Bergson, filosofo e matematico parigino, nel 1907 scrive il suo capolavoro “L’evoluzione creatrice”. La vita è uno slancio vitale, che irradia energia spirituale che contagia tutti i livelli della realtà. Il mondo è quindi un organismo unitario.
La sua è un’idea di continuità tra la vita biologica e quella della coscienza.
Tra spirito e realtà scorre un’unica energia vitale: la vita – animale, vegetale ed anche quella razionale umana – è originata da un unico impulso: lo slancio vitale, l’elan vital.
È un’energia libera e non costretta, che risulta imprevedibile e si muove in ogni direzione.
Da ciò si origina la grande varietà delle specie viventi: l’evoluzione si muove in ogni direzione.
Questa energia potentissima e inarrestabile non è scomponibile e non è reversibile ma piuttosto implica la conservazione integrale del passato:
nel suo sviluppo, con ogni evoluzione, in ogni momento comprende in sé sempre quelli precedenti.
Questo slancio si irradia in ogni direzione, con più o meno decisione, e ciò spiega perché le specie viventi siano così diverse tra loro – piante, animali e uomo.

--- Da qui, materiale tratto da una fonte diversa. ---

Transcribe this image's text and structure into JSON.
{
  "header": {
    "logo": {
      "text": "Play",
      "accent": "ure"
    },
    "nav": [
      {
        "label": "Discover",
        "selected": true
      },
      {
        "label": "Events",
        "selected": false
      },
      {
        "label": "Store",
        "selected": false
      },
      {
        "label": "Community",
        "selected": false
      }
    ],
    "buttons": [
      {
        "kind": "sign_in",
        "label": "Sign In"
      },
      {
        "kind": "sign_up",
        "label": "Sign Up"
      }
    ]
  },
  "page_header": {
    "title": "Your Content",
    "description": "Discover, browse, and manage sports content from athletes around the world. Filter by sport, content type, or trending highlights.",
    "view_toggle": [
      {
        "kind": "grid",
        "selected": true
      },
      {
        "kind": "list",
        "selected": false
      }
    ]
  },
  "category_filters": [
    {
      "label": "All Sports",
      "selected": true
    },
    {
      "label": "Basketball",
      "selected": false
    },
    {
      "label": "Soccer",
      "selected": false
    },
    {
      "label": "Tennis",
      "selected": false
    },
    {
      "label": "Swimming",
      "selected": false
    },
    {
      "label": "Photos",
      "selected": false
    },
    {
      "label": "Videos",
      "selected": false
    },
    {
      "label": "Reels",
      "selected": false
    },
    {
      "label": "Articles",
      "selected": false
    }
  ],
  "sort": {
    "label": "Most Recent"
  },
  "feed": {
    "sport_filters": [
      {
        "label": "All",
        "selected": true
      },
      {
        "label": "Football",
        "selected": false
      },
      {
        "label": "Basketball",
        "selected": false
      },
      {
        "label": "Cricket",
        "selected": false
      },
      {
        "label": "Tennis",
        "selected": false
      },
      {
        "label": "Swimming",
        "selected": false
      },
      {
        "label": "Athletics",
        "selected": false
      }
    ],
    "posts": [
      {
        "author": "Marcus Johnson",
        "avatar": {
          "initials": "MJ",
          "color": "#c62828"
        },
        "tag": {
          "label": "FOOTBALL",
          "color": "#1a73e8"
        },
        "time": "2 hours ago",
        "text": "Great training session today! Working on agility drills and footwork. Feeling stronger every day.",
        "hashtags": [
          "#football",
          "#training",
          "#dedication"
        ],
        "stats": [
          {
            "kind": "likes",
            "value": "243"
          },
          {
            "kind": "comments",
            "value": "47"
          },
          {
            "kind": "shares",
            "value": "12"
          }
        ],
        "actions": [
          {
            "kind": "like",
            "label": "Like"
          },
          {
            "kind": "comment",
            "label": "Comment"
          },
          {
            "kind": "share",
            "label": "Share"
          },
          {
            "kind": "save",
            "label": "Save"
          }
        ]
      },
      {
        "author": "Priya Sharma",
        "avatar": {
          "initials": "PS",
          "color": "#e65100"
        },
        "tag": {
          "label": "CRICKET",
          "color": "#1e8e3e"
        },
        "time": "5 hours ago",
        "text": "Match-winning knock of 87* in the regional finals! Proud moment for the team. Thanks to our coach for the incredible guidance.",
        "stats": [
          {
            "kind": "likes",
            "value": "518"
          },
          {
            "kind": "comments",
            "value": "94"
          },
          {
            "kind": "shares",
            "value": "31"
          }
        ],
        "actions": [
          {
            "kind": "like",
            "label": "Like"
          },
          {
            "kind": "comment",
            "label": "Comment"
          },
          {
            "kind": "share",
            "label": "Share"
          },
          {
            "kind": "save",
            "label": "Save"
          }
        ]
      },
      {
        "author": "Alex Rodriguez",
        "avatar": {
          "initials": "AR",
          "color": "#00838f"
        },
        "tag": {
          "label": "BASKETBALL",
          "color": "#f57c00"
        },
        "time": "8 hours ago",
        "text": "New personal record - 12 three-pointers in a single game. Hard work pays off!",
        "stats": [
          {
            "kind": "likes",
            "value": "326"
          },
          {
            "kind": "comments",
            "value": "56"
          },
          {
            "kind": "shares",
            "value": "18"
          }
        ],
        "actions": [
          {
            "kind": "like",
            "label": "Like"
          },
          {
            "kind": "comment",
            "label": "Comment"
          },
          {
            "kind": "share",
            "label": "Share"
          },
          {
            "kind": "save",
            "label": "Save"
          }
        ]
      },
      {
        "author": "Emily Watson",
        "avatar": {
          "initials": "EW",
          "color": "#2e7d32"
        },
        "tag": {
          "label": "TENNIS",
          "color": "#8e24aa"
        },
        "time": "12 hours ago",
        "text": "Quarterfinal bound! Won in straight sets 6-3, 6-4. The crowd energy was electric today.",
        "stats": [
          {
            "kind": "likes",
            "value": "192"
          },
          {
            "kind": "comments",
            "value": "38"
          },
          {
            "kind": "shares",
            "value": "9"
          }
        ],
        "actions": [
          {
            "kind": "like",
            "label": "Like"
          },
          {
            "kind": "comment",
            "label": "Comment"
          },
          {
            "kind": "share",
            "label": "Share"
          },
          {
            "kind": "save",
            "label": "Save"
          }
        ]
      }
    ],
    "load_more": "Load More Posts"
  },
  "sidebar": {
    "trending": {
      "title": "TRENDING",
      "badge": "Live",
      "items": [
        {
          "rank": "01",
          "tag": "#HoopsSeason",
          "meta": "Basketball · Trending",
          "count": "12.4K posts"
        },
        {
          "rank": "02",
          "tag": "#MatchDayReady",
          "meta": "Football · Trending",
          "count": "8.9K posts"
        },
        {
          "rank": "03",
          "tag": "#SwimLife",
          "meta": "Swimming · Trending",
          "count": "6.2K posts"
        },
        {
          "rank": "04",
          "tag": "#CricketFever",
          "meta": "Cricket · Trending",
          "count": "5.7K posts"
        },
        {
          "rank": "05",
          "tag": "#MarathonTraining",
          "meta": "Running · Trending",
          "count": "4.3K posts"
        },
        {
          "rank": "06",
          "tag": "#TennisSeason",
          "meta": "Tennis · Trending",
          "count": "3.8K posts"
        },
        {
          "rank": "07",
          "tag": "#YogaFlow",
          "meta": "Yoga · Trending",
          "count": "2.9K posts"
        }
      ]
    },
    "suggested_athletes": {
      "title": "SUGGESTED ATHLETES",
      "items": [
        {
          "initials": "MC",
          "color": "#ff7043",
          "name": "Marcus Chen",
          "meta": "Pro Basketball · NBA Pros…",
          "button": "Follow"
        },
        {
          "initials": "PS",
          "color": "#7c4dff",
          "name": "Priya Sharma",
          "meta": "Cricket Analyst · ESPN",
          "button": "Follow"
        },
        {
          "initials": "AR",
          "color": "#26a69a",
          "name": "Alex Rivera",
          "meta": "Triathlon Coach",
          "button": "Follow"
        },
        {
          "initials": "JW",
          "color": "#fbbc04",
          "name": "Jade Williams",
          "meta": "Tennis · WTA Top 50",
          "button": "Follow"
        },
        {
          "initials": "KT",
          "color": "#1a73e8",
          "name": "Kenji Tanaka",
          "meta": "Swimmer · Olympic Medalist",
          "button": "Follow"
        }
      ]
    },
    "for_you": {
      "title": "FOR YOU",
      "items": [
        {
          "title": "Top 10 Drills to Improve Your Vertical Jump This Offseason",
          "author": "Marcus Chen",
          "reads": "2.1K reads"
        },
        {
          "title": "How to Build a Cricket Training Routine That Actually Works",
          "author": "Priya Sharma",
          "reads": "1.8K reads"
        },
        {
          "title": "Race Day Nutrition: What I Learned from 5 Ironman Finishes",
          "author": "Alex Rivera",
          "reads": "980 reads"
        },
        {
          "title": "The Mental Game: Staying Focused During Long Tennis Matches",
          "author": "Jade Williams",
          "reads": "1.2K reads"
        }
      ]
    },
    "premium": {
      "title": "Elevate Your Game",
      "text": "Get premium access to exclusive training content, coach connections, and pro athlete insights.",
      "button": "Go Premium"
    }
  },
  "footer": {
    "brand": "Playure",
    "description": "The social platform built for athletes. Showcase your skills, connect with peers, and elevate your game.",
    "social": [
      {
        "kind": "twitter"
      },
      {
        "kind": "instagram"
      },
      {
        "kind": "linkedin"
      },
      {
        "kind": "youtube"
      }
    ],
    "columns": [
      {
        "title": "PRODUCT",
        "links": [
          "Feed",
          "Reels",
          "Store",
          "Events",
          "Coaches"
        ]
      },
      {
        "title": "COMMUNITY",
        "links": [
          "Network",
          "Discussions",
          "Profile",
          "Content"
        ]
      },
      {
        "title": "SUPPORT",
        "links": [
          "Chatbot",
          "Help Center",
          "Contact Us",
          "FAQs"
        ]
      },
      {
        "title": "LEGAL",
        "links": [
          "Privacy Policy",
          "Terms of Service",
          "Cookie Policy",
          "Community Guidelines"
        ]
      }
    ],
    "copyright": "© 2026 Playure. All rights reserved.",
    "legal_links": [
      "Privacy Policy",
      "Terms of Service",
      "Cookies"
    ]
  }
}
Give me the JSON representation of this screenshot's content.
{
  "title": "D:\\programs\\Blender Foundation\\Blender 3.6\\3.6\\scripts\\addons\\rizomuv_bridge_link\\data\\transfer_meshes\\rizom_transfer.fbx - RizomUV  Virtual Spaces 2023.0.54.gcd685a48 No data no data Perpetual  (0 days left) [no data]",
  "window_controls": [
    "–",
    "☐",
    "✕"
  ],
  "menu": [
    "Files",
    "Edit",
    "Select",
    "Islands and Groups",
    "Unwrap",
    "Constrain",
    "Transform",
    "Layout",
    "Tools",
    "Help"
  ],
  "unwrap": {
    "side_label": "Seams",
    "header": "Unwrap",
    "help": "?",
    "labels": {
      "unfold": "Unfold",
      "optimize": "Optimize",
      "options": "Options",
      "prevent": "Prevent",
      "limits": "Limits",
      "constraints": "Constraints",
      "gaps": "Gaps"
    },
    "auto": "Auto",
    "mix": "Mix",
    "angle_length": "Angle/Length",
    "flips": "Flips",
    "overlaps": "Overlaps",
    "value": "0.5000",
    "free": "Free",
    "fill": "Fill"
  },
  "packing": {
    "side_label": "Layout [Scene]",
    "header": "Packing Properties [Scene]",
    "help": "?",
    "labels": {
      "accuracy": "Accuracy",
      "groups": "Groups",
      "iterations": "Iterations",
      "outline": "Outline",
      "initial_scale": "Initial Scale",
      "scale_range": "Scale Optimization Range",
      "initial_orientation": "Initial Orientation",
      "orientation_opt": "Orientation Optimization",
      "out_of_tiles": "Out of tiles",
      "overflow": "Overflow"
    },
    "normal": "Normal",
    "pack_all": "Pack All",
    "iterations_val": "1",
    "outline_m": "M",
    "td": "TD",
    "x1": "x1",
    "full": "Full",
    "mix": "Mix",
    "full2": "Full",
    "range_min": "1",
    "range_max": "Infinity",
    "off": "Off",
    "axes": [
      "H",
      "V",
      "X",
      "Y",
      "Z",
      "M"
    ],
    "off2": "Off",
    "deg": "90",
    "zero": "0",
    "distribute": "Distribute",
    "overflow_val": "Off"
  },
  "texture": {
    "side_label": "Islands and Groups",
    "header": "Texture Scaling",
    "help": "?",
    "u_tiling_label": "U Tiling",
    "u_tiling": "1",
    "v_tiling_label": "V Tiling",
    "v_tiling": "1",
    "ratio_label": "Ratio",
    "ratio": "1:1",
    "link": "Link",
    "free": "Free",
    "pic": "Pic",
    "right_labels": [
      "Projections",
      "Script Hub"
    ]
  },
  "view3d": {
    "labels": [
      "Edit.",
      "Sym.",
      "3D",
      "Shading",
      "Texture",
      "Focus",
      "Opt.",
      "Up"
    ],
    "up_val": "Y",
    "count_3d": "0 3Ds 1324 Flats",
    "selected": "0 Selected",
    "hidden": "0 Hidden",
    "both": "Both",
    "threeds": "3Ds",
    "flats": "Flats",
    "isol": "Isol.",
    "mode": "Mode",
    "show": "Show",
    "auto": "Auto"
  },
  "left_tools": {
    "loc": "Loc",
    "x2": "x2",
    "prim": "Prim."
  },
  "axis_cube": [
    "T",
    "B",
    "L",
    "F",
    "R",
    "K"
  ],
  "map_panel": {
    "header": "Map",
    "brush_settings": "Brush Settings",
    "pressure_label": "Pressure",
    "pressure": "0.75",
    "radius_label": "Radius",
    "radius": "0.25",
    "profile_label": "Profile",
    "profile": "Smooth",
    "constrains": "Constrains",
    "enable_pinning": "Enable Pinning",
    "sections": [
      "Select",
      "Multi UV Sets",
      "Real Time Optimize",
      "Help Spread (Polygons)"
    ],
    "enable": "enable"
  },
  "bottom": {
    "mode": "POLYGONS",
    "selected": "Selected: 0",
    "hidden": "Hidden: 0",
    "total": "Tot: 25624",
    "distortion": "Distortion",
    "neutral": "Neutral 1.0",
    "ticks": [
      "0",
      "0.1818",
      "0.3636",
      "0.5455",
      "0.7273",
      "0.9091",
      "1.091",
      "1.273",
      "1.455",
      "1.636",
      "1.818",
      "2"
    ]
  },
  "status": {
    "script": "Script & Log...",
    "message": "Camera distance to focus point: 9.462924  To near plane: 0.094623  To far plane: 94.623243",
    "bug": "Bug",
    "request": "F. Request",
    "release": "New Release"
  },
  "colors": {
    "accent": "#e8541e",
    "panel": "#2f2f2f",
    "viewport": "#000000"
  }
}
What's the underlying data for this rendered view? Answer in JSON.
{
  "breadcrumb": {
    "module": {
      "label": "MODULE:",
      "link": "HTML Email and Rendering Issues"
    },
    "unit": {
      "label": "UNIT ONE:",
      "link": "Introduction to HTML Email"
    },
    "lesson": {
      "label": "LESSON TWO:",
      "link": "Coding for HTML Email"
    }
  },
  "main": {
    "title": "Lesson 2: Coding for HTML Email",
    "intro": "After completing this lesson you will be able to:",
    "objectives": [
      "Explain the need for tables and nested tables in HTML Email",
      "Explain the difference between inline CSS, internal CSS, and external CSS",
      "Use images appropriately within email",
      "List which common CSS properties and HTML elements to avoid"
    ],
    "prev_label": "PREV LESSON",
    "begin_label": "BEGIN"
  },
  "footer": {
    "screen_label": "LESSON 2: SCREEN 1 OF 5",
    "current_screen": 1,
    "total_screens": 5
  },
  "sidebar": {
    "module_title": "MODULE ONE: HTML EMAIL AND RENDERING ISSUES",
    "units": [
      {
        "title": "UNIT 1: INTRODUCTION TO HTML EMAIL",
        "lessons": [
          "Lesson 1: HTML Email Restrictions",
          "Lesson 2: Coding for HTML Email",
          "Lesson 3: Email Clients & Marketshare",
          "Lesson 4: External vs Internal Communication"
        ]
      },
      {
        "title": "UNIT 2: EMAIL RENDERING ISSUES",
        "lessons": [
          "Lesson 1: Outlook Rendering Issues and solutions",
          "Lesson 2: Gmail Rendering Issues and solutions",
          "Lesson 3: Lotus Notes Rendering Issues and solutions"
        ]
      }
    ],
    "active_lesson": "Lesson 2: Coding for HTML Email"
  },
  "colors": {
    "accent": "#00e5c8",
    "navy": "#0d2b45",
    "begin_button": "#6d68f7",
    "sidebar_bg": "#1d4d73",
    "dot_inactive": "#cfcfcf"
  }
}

Le analogie tra animali e vegetali si ravvisano proprio perché entrambi sono due diramazioni di uno stesso nucleo originario, la vita che sorregge la realtà.
Bergson non è un filosofo finalista: il processo creativo ed evolutivo è sì unitario ma non c’è un disegno precostituito. La vita infatti si muove in ogni direzione, liberamente e in “totipotenza” – ha la possibilità di divenire tutte le cose, e gradualmente si attualizza e si specifica.
Bergson paragona la vita dell’universo ad un proiettile che esplode in mille pezzi, ognuno di questi frammenti è una forma di vita.
La contingenza ha fatto in modo che noi fossimo nella nostra forma attuale e non in un’altra.
La nostra forma non è una necessità ma piuttosto un’espressione della libertà dell’energia vitale.
Bergson parla di una realtà in movimento che si manifesta e genera se stessa, ovvero dell’evoluzione creatrice.
LA GIORNATA MONDIALE DELLA BIODIVERSITA’
Come l’azione dell’uomo sia riuscita a distruggere intere specie nel giro di pochi secoli non è un fatto recente.
Quando i primi membri delle specie umana entrarono nel continente australiano riuscirono a distruggere la maggior parte delle specie animali in pochi decenni, sterminandole e portandole all’estinzione.
Negli ultimi secoli però l’industrializzazione ha portato a dei cambiamenti climatici che agiscono non più su scala locale, ma globale, distruggendo interi ecosistemi.
I mille frammenti del proiettile ormai sono stati distrutti da una sola specie.
Il 22 Maggio, dal 2000, si festeggia la giornata mondiale della biodiversità.
Le specie in estinzione dimostrano che l’evoluzione creatrice potrebbe avere un freno, che è proprio l’uomo.
130 paesi nella scorsa settimana si sono riuniti a Parigi in una assemblea dell’ONU per parlare del problema della biodiversità.
Le stime dell’uomo indicano che in pochi decenni potrebbero scomparire un milione di specie viventi. Nei passati quarant’anni sono state perse il 60% delle specie.
Secondo gli studiosi per evitare questo collasso è necessario smettere di sfruttare intensivamente gli ecosistemi per finalità umane.
Il mondo è un organismo unitario – proprio come aveva anticipato Bergson – e la perdita di specie porterebbe a delle conseguenze su scala globale:
dal cibo all’energia, dall’acqua potabile alla produzione di farmaci all’assorbimento di anidride carbonica.
L’unico modo di preservare la biodiversità e di non far collassare l’intero pianeta è quello di agire, limitando lo sfruttamento delle risorse e muoversi verso quelle sostenibili.